How to Become a Blackjack Dealer

Blackjack is a casino game in which players make bets on the outcome of a hand by placing stakes. It is played on a table, with rules varying across casinos but always adhering to its core principles. Even novice players can easily learn this addictive hobby!

A blackjack dealer must make fast and accurate decisions quickly and keep pace with the number of bets placed per round, while also being able to spot cheating attempts quickly and appropriately respond. A dealer should understand all rules and procedures of the game in order to make informed decisions that best serve both themselves and their customers.

At the first step to becoming a blackjack dealer is attending an orientation meeting with casino staff. Here, they will receive all pertinent details relating to their shift – for instance which dealers are providing breaks or the table where their shift begins.

Once training is complete, a new dealer will join a blackjack table with five to seven seats available (unless a coat or chips have temporarily blocked one for someone). They will be introduced to all other players at the table as well as provided with an orientation of its rules.

Once a player receives two cards, they have several options when handling them: standing, hitting or splitting pairs. Splitting involves splitting an original two card hand into two separate hands before playing each independently; depending on the game being played, some casinos limit which cards may be split and require that an additional bet be placed when splitting pairs.

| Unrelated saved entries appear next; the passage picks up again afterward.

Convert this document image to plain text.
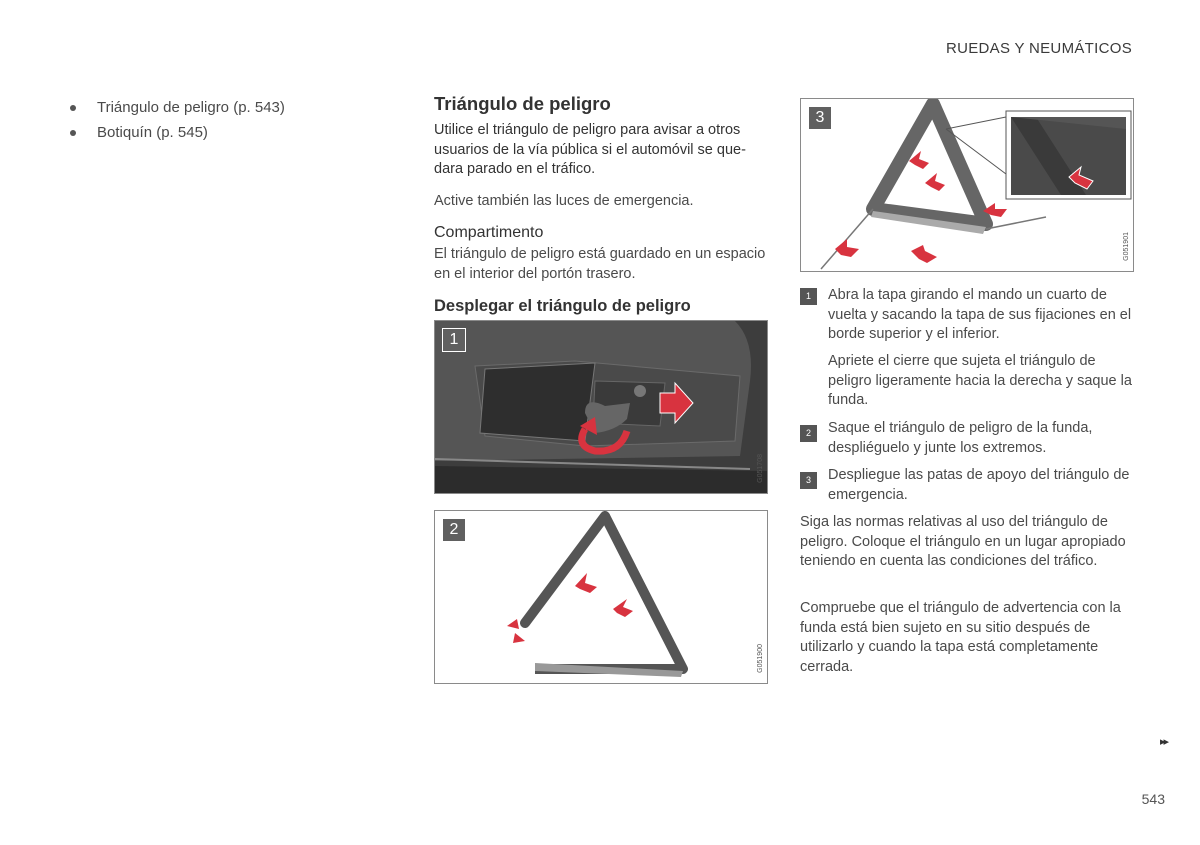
RUEDAS Y NEUMÁTICOS
Triángulo de peligro (p. 543)
Botiquín (p. 545)
Triángulo de peligro
Utilice el triángulo de peligro para avisar a otros usuarios de la vía pública si el automóvil se quedara parado en el tráfico.
Active también las luces de emergencia.
Compartimento
El triángulo de peligro está guardado en un espacio en el interior del portón trasero.
Desplegar el triángulo de peligro
1
G051708
2
G051900
3
G051901
1	Abra la tapa girando el mando un cuarto de vuelta y sacando la tapa de sus fijaciones en el borde superior y el inferior.
Apriete el cierre que sujeta el triángulo de peligro ligeramente hacia la derecha y saque la funda.
2	Saque el triángulo de peligro de la funda, despliéguelo y junte los extremos.
3	Despliegue las patas de apoyo del triángulo de emergencia.
Siga las normas relativas al uso del triángulo de peligro. Coloque el triángulo en un lugar apropiado teniendo en cuenta las condiciones del tráfico.
Compruebe que el triángulo de advertencia con la funda está bien sujeto en su sitio después de utilizarlo y cuando la tapa está completamente cerrada.
▸▸
543
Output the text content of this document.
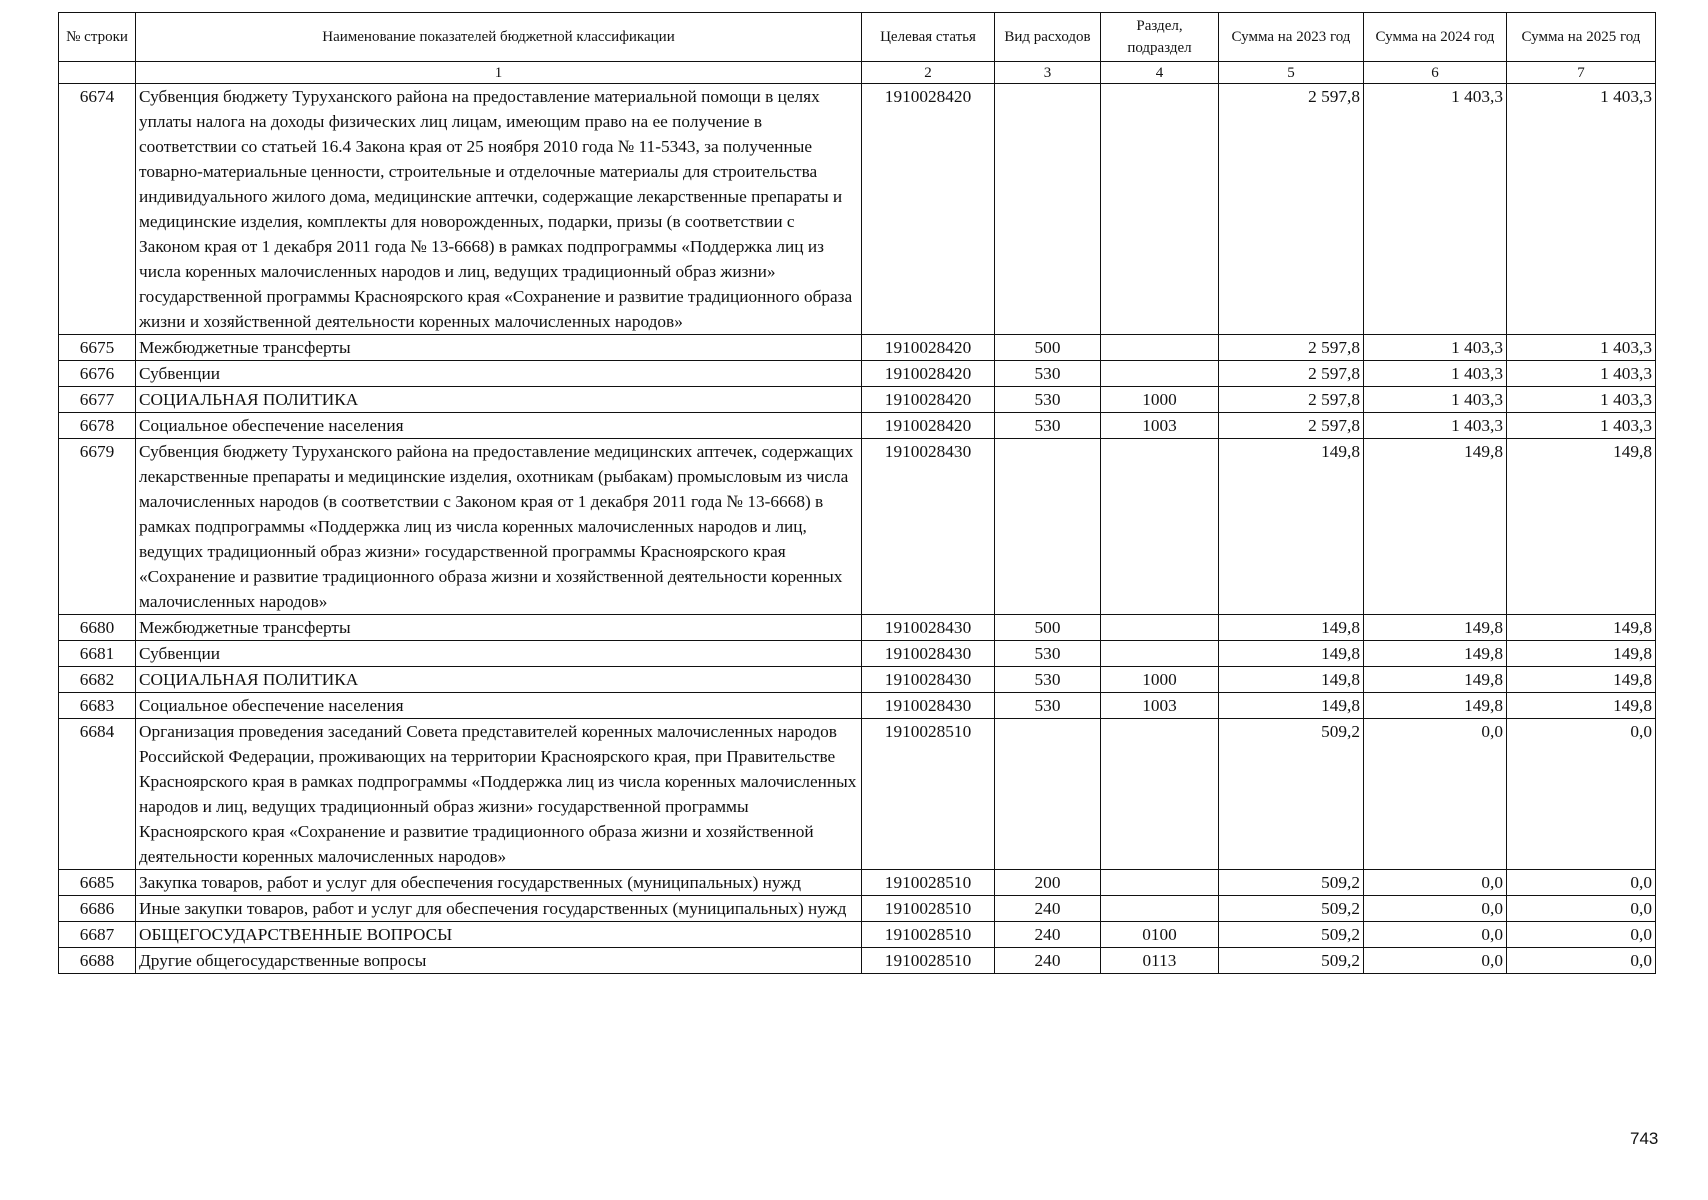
№ строки	Наименование показателей бюджетной классификации	Целевая статья	Вид расходов	Раздел, подраздел	Сумма на 2023 год	Сумма на 2024 год	Сумма на 2025 год
	1	2	3	4	5	6	7
6674	Субвенция бюджету Туруханского района на предоставление материальной помощи в целях уплаты налога на доходы физических лиц лицам, имеющим право на ее получение в соответствии со статьей 16.4 Закона края от 25 ноября 2010 года № 11-5343, за полученные товарно-материальные ценности, строительные и отделочные материалы для строительства индивидуального жилого дома, медицинские аптечки, содержащие лекарственные препараты и медицинские изделия, комплекты для новорожденных, подарки, призы (в соответствии с Законом края от 1 декабря 2011 года № 13-6668) в рамках подпрограммы «Поддержка лиц из числа коренных малочисленных народов и лиц, ведущих традиционный образ жизни» государственной программы Красноярского края «Сохранение и развитие традиционного образа жизни и хозяйственной деятельности коренных малочисленных народов»	1910028420			2 597,8	1 403,3	1 403,3
6675	Межбюджетные трансферты	1910028420	500		2 597,8	1 403,3	1 403,3
6676	Субвенции	1910028420	530		2 597,8	1 403,3	1 403,3
6677	СОЦИАЛЬНАЯ ПОЛИТИКА	1910028420	530	1000	2 597,8	1 403,3	1 403,3
6678	Социальное обеспечение населения	1910028420	530	1003	2 597,8	1 403,3	1 403,3
6679	Субвенция бюджету Туруханского района на предоставление медицинских аптечек, содержащих лекарственные препараты и медицинские изделия, охотникам (рыбакам) промысловым из числа малочисленных народов (в соответствии с Законом края от 1 декабря 2011 года № 13-6668) в рамках подпрограммы «Поддержка лиц из числа коренных малочисленных народов и лиц, ведущих традиционный образ жизни» государственной программы Красноярского края «Сохранение и развитие традиционного образа жизни и хозяйственной деятельности коренных малочисленных народов»	1910028430			149,8	149,8	149,8
6680	Межбюджетные трансферты	1910028430	500		149,8	149,8	149,8
6681	Субвенции	1910028430	530		149,8	149,8	149,8
6682	СОЦИАЛЬНАЯ ПОЛИТИКА	1910028430	530	1000	149,8	149,8	149,8
6683	Социальное обеспечение населения	1910028430	530	1003	149,8	149,8	149,8
6684	Организация проведения заседаний Совета представителей коренных малочисленных народов Российской Федерации, проживающих на территории Красноярского края, при Правительстве Красноярского края в рамках подпрограммы «Поддержка лиц из числа коренных малочисленных народов и лиц, ведущих традиционный образ жизни» государственной программы Красноярского края «Сохранение и развитие традиционного образа жизни и хозяйственной деятельности коренных малочисленных народов»	1910028510			509,2	0,0	0,0
6685	Закупка товаров, работ и услуг для обеспечения государственных (муниципальных) нужд	1910028510	200		509,2	0,0	0,0
6686	Иные закупки товаров, работ и услуг для обеспечения государственных (муниципальных) нужд	1910028510	240		509,2	0,0	0,0
6687	ОБЩЕГОСУДАРСТВЕННЫЕ ВОПРОСЫ	1910028510	240	0100	509,2	0,0	0,0
6688	Другие общегосударственные вопросы	1910028510	240	0113	509,2	0,0	0,0
743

Once a player has made their decision, the dealer will reveal their own card. If there’s a ten underneath theirs then that counts as blackjack and will pay back one and a half times their original bets to players as payout. They’ll also collect any insurance bets before continuing play as normal.

Edward Thorp outlined in his book Beat the Dealer how simple strategy can help win at blackjack – never bust and take advantage of any up cards from dealers, when possible – can reduce house edge to between 2%-11%. Thorp’s strategy relied heavily on card counting; modern systems can be even more efficient thanks to computer programs like Julien Braun’s Hi/Lo count. Together with his card counting theory, this software program makes it much simpler for players to take down the house; however, beating any casino requires hard work, dedication and a bankroll capable of handling wild fluctuations; otherwise they’ll never succeed at beating it!